Diversamente e appassionatamente bambina, a 90 anni. Bianca Pucciarelli Menna. Sulla scena artistica internazionale si è armata d’ironia contro la disparità uomo /donna, ribattezzandosi con il nome maschile di Tomaso Binga.
La sua opera di poesia visiva, sonora e performativa da artista audace, scintillante d’ingegno, vibrante di amicizia e amore, inonda la galleria della storica dell’arte Tiziana Di Caro, salernitana come lei.
E’ la sua terza mostra che la gallerista propone nel luminoso e suggestivo spazio di piazzetta Nilo, spicchio della Napoli antica.
Pochi giorni ancora per poterla visitare, fino a sabato 9 gennaio, con la certezza, però, che presto si potranno ascoltare tre delle sue poesie sonore su vinile, per un’iniziativa ideata da Tiziana: “La Storia” (1993) sul lato A. Quello B, invece, riproduce “Son Zopp” (1996) e “Do Re Mi” (1983). Cascate di suoni con spartito verbale e assonanze di frasi/sentenze contaminate da una ironica e disincantata versione del mondo.
Intanto, si può osservare la capacità di Bianca nell’anticipare i tempi, percependo già nel 1972 la minacciosa irruzione mediatica nel quotidiano, pronta a condizionare i pensieri delle persone.
Le foto recuperano l’originalità della performance “Vista Zero” presentata alla sesta edizione della rassegna internazionale d’arte contemporanea Acireale turistico termale trasmessa e registrata la sera del 24 settembre, utilizzando il video tape recording.
Tomaso Binga appare in un lenzuolo bianco: la sua testa è fasciata di garza. Dopo aver incollato occhi di carta di varie dimensioni, termina l’azione artistica applicandosene due giganteschi sulla fronte.
Su un altro terreno scorre l’operazione “Diario romano”. Binga acquista da un rigattiere il taccuino di una sconosciuta su cui la donna annota appunti dei suoi giorni nel 1895. Cento anni dopo, Bianca ne compila un altro, della stessa dimensione, con informazioni di uguale tenore. Tuttavia, le due donne differiscono nei ritmi.

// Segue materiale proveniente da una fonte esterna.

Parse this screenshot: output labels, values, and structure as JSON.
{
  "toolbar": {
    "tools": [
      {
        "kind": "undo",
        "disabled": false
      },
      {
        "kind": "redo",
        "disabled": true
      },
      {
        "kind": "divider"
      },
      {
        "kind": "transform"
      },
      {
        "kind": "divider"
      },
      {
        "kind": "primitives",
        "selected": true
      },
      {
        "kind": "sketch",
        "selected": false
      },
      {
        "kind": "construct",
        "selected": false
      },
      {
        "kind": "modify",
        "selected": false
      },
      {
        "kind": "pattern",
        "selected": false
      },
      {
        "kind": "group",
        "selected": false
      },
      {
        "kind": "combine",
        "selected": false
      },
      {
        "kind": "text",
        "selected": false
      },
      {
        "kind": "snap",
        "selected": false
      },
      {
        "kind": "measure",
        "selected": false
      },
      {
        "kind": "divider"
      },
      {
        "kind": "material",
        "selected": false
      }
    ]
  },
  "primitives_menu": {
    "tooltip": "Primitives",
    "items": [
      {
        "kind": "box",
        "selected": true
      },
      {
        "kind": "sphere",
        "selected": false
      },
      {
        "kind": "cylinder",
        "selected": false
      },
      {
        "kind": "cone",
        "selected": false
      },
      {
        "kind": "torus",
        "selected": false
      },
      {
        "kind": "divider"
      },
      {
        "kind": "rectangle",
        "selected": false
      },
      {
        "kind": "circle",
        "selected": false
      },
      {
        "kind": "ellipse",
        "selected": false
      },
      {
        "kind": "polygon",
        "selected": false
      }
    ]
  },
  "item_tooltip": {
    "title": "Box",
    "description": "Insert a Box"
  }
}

La signora che viene dall’ottocento è siciliana, ma abita a Roma. Molto religiosa, frequenta la chiesa dove partecipa alle messe, appartiene all’alta borghesia, ha figli e un consorte napoletano chiamato Ciccio. Frequenta teatri e salotti aristocratici (nella capitale, ma anche a Palermo dove torna per le vacanze), dedita soprattutto alla famiglia e alle faccende del focolare domestico. Bianca, all’opposto, conduce una vita frenetica, insegna all’Accademia di Belle arti di Frosinone e riesce a riposarsi appena una volta la settimana.
I fogli fitti della loro scrittura vengono fotocopiati, diventando un’estesa installazione che pone a confronto l’essere donna a distanza di un secolo. Una presa di coscienza visiva (si possono leggere, infatti, le pagine dei 2 diari) ma anche sociale dell’esistenza trascorsa al femminile.

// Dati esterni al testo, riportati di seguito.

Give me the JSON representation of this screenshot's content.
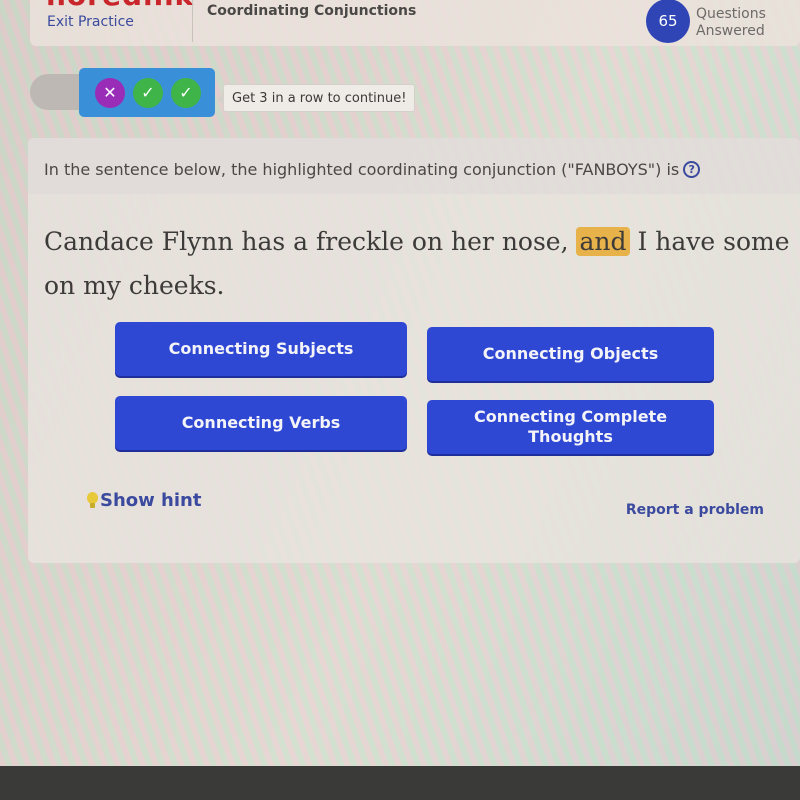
{
  "header": {
    "logo_text": "noredink",
    "exit_label": "Exit Practice",
    "topic_title": "Coordinating Conjunctions",
    "questions_answered_count": "65",
    "questions_answered_label": "Questions Answered",
    "accent_color": "#2f45b5"
  },
  "streak": {
    "results": [
      {
        "status": "wrong",
        "icon": "x-icon",
        "glyph": "✕"
      },
      {
        "status": "correct",
        "icon": "check-icon",
        "glyph": "✓"
      },
      {
        "status": "correct",
        "icon": "check-icon",
        "glyph": "✓"
      }
    ],
    "tooltip": "Get 3 in a row to continue!"
  },
  "question": {
    "prompt": "In the sentence below, the highlighted coordinating conjunction (\"FANBOYS\") is",
    "help_icon": "question-mark-icon",
    "sentence_before": "Candace Flynn has a freckle on her nose, ",
    "sentence_highlight": "and",
    "sentence_after": " I have some on my cheeks.",
    "answers": [
      "Connecting Subjects",
      "Connecting Objects",
      "Connecting Verbs",
      "Connecting Complete Thoughts"
    ],
    "hint_label": "Show hint",
    "hint_icon": "lightbulb-icon",
    "report_label": "Report a problem"
  }
}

Lacrime di carta adornano le foto di paesaggi marini estivi esposte nella terza sala: sono le immagini che le invia un’amica di cui non si conosce l’identità, nell’agosto 2017. Un modo per farle compagnia in un periodo di solitudine per Bianca: dopo la morte del marito Filiberto (1988) non è mai rimasta sola grazie a Piera, attenta e onnipresente collaboratrice familiare, che da poco si è spenta.
Trentuno scatti che sono completati da un collage di sguardi lacrimosi e poi stampati su tela, come opera unica: un filo misterioso collega le due vite attraverso empatia e emozioni.
Tante sensazioni trasmettono pure, in una stanza diversa, i disegni della scultrice romana Elvi Ratti, splendidi bozzetti delle sue sculture, e istantanee della fotografa Grazia Menna che immortala momenti in campo della squadra di calcio della Roma. Che siano donne lo svela il particolare delle unghie laccate sul pallone.
Così Binga cede lo spazio ad altre artiste: è il primo passo del progetto Transumanze Creative. Da questa in poi, nelle sue esposizioni ci sarà sempre un posto per i lavori delle altre autrici: è il confrontarsi con generazioni diverse. Una necessità, per Bianca, di ritornare al dialogo. Con la forza aggregante dell’arte.